19 novembre 2006

Impératif passé

En turc, tout comme en français, il est impossible de conjuguer un verbe à l'impératif passé. Si quelqu'un se mettait en tête d'essayer, ça donnerait quelque chose comme "ayez conjugué" ça n'aurait vraiment aucun sens.

Tout le contraire, dirait sûrement le bon docteur Khadir, de ces merveilleux petits messages qui ornent les paquets de cigarettes. Des messages qui sont d'ailleurs apparus en Turquie il y a quelques années déjà. Un d'entre eux, par exemple, affirme quelque chose qui se traduirait à peu près par "La cigarette crée une très forte dépendance. Ne commencez pas."

Mais ceux qui qui lisent les paquets de cigarettes sont ceux qui achètent les paquets de cigarettes. Et ceux qui achètent des paquets de cigarettes sont ceux qui ont déjà commencé à fumer. En s'exposant précisément et exclusivement au seul auditoire auquel il ne s'adresse pas, ce message détient sans doute le record de la publicité la plus mal ciblée de l'histoire. Tout ça parce que l'impératif passé ("n'ayez pas commencé") n'existe pas.

C'est un peu comme l'attitude d'une certaine réaction pacifiste (celle qui nous rend si fiers d'être québécois) par rapport à l'occupation américaine en Irak. Essentiellement, elle se résume à: "C'était vraiment une mauvaise idée". Sauf que quand pose la question de ce qu'il faut faire compte tenu des conditions actuelles, tout ce qu'on peut en tirer se résume à peu près à un impératif passé: "N'ayez pas envahi l'Irak". D'un point de vue rhétorique, comme disaient certains de mes collègues du secondaire "c'est genre, full impressionnant".

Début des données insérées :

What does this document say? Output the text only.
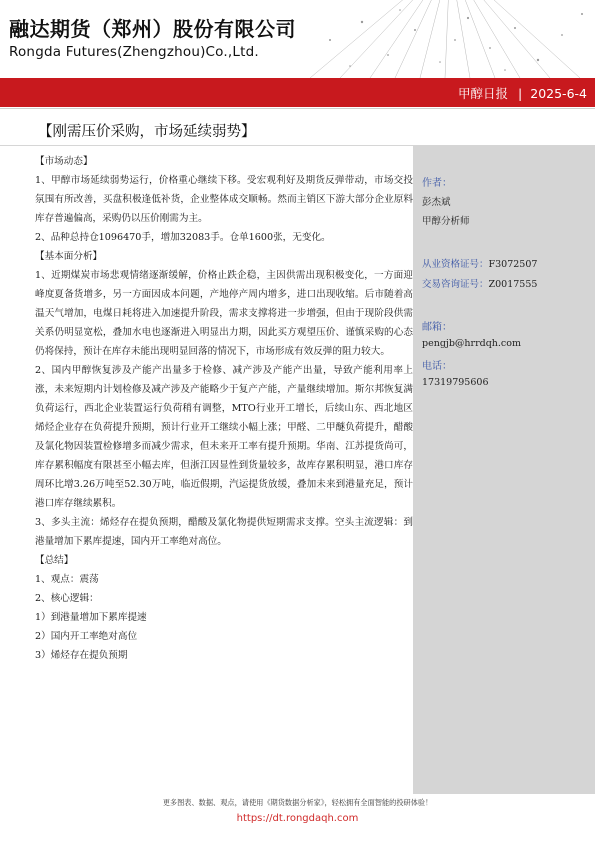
融达期货（郑州）股份有限公司
Rongda Futures(Zhengzhou)Co.,Ltd.
甲醇日报 | 2025-6-4
【刚需压价采购，市场延续弱势】

【市场动态】

1、甲醇市场延续弱势运行，价格重心继续下移。受宏观利好及期货反弹带动，市场交投氛围有所改善，买盘积极逢低补货，企业整体成交顺畅。然而主销区下游大部分企业原料库存普遍偏高，采购仍以压价刚需为主。

2、品种总持仓1096470手，增加32083手。仓单1600张，无变化。

【基本面分析】

1、近期煤炭市场悲观情绪逐渐缓解，价格止跌企稳，主因供需出现积极变化，一方面迎峰度夏备货增多，另一方面因成本问题，产地停产周内增多，进口出现收缩。后市随着高温天气增加，电煤日耗将进入加速提升阶段，需求支撑将进一步增强，但由于现阶段供需关系仍明显宽松，叠加水电也逐渐进入明显出力期，因此买方观望压价、谨慎采购的心态仍将保持，预计在库存未能出现明显回落的情况下，市场形成有效反弹的阻力较大。

2、国内甲醇恢复涉及产能产出量多于检修、减产涉及产能产出量，导致产能利用率上涨，未来短期内计划检修及减产涉及产能略少于复产产能，产量继续增加。斯尔邦恢复满负荷运行，西北企业装置运行负荷稍有调整，MTO行业开工增长，后续山东、西北地区烯烃企业存在负荷提升预期，预计行业开工继续小幅上涨；甲醛、二甲醚负荷提升，醋酸及氯化物因装置检修增多而减少需求，但未来开工率有提升预期。华南、江苏提货尚可，库存累积幅度有限甚至小幅去库，但浙江因显性到货量较多，故库存累积明显，港口库存周环比增3.26万吨至52.30万吨，临近假期，汽运提货放缓，叠加未来到港量充足，预计港口库存继续累积。

3、多头主流：烯烃存在提负预期，醋酸及氯化物提供短期需求支撑。空头主流逻辑：到港量增加下累库提速，国内开工率绝对高位。

【总结】

1、观点：震荡

2、核心逻辑：

1）到港量增加下累库提速

2）国内开工率绝对高位

3）烯烃存在提负预期

作者：
彭杰斌
甲醇分析师
从业资格证号：F3072507
交易咨询证号：Z0017555
邮箱：
pengjb@hrrdqh.com
电话：
17319795606
更多图表、数据、观点，请使用《期货数据分析家》，轻松拥有全面智能的投研体验！
https://dt.rongdaqh.com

En poussant un peu, en répétant la question sans arrêt, en affirmant qu'on ne se contentera pas du sourire béat des ceuzes qui sont tellement contents d'être fiers d'avoir eu raison (et qui, de façon assez perverse, ont de plus en plus eu raison à mesure que les morts s'accumulent), on finit en général par obtenir le souhait que les Américains foutent le camp d'Irak tout de suite, immédiatement et sans délai.

Comprenez-moi bien: moi aussi j'ai toujours trouvé que cette invasion était une idée stupide, j'ai pu constater que sa mise en application a été bâclée. Et moi aussi, plus il y a de morts et de souffrance, plus j'ai eu raison de penser ainsi.

Sauf que si les Américains partaient tout de suite, immédiatement et sans délai, l'immense machine bureaucratique qu'est l'ONU n'aurait certainement pas la capacité de mettre cent cinquante mille soldats sur le terrain tout aussi tout de suite, tout aussi immédiatement et tout aussi sans délai (ce serait plus du double de tous les casques bleus actuellement déployés dans le monde-- alors que la plupart s'entendent pour dire que ce sont déjà là des effectifs insuffisants de la part des États-Unis). Et sans ce genre de support extérieur, l'espérance de vie du gouvernement al-Maliki serait comparable à celle d'une musaraigne arthritique au beau milieu de l'autoroute métropolitaine à l'heure de pointe. Ce qui prendrait sa place? Au mieux un gouvernement que les Talibans ne renieraient pas, au pire une guerre civile d'une sauvagerie qui pourrait finir par faire dire qu'au Darfour, au moins, y'a seulement un des deux côtés qui meurt.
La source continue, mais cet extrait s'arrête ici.